Today I had a first.
I broke my first bone. (at least I think I did)
I broke my little toe on my left foot.
Traumatic news, I know.
22 years of my life lived without a broken bone and I was shopping in the super market today minding my own business pushing my "buggy" or cart and the man in front of me came to a screeching halt.
And therefore due to his unexpected stop, my foot slammed into the wheel of my cart.
So my poor little toe was the victim of a "cart hit and run".
And I was subdued into a moment of silence instead of screaming in the market.
I already stick out pretty badly but if I had screamed and cried, I might have drawn a little more attention than usual.
So that is my big news.
Vain, yes but painful, yes.
Onto more non-toe related news.
We have 28 days left in this country.
We have countdowns on our computers and are constantly reminded of our fleeting time here with our babies.

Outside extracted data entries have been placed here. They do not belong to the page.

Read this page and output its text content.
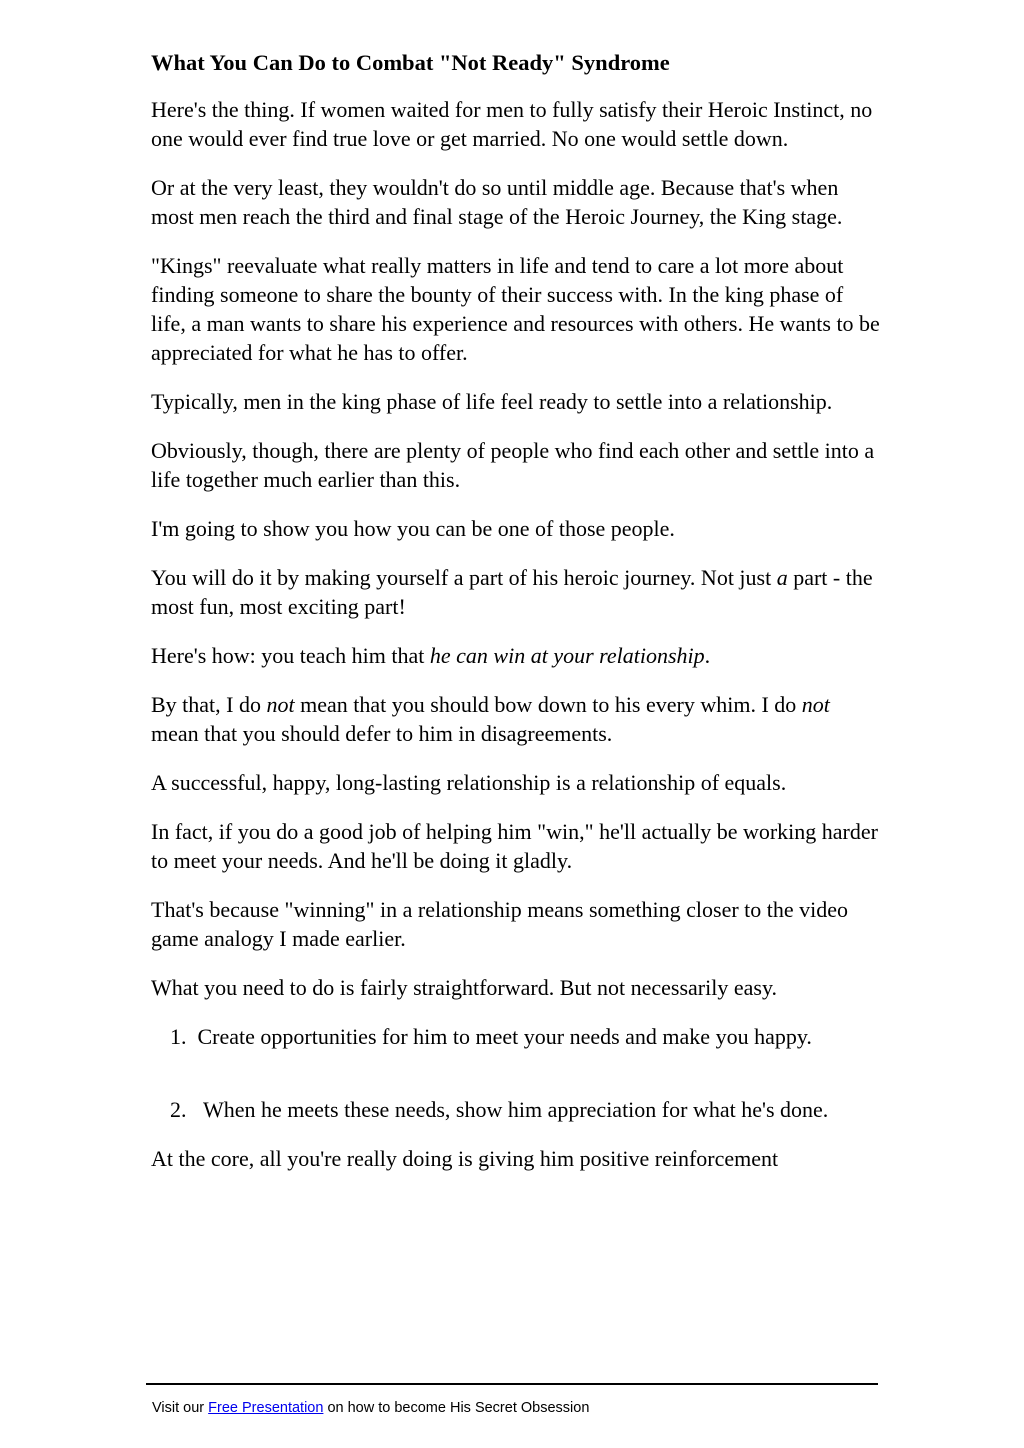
What You Can Do to Combat "Not Ready" Syndrome

Here's the thing. If women waited for men to fully satisfy their Heroic Instinct, no one would ever find true love or get married. No one would settle down.

Or at the very least, they wouldn't do so until middle age. Because that's when most men reach the third and final stage of the Heroic Journey, the King stage.

"Kings" reevaluate what really matters in life and tend to care a lot more about finding someone to share the bounty of their success with. In the king phase of life, a man wants to share his experience and resources with others. He wants to be appreciated for what he has to offer.

Typically, men in the king phase of life feel ready to settle into a relationship.

Obviously, though, there are plenty of people who find each other and settle into a life together much earlier than this.

I'm going to show you how you can be one of those people.

You will do it by making yourself a part of his heroic journey. Not just a part - the most fun, most exciting part!

Here's how: you teach him that he can win at your relationship.

By that, I do not mean that you should bow down to his every whim. I do not mean that you should defer to him in disagreements.

A successful, happy, long-lasting relationship is a relationship of equals.

In fact, if you do a good job of helping him "win," he'll actually be working harder to meet your needs. And he'll be doing it gladly.

That's because "winning" in a relationship means something closer to the video game analogy I made earlier.

What you need to do is fairly straightforward. But not necessarily easy.

1. Create opportunities for him to meet your needs and make you happy.

2. When he meets these needs, show him appreciation for what he's done.

At the core, all you're really doing is giving him positive reinforcement

Visit our Free Presentation on how to become His Secret Obsession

I started my countdown when I had 68 days left and now I'm in the 20's.
When I hear the number 28 it is always paired with dramatic music in my mind.
Titanic, Armegadon and Braveheart kind of dramatic music.
But I feel as if I'm stuck between two countries again.
(I felt this way right before moving to China)
I feel like my heart will always be at home in Oklahoma because that is where my family and friends live.
But I have now given pieces of my heart to babies and children here in China.
Have you seen the movie "A walk to remember"?
Cheesy, I know.
When they go on their first date together and he takes her to the State line.
And she's standing on the border of 2 places at once.
I feel like her beside I don't have a cute man and instead of a State line, I have a giant ocean.
It's a very strange feeling and I don't know how to explain it other than that.
I am ready for what lies in my future because I know that my Savior will be with me every step of the way.
But I have 28 days to give away as many hugs as I possibly can to the cutest kids in the world.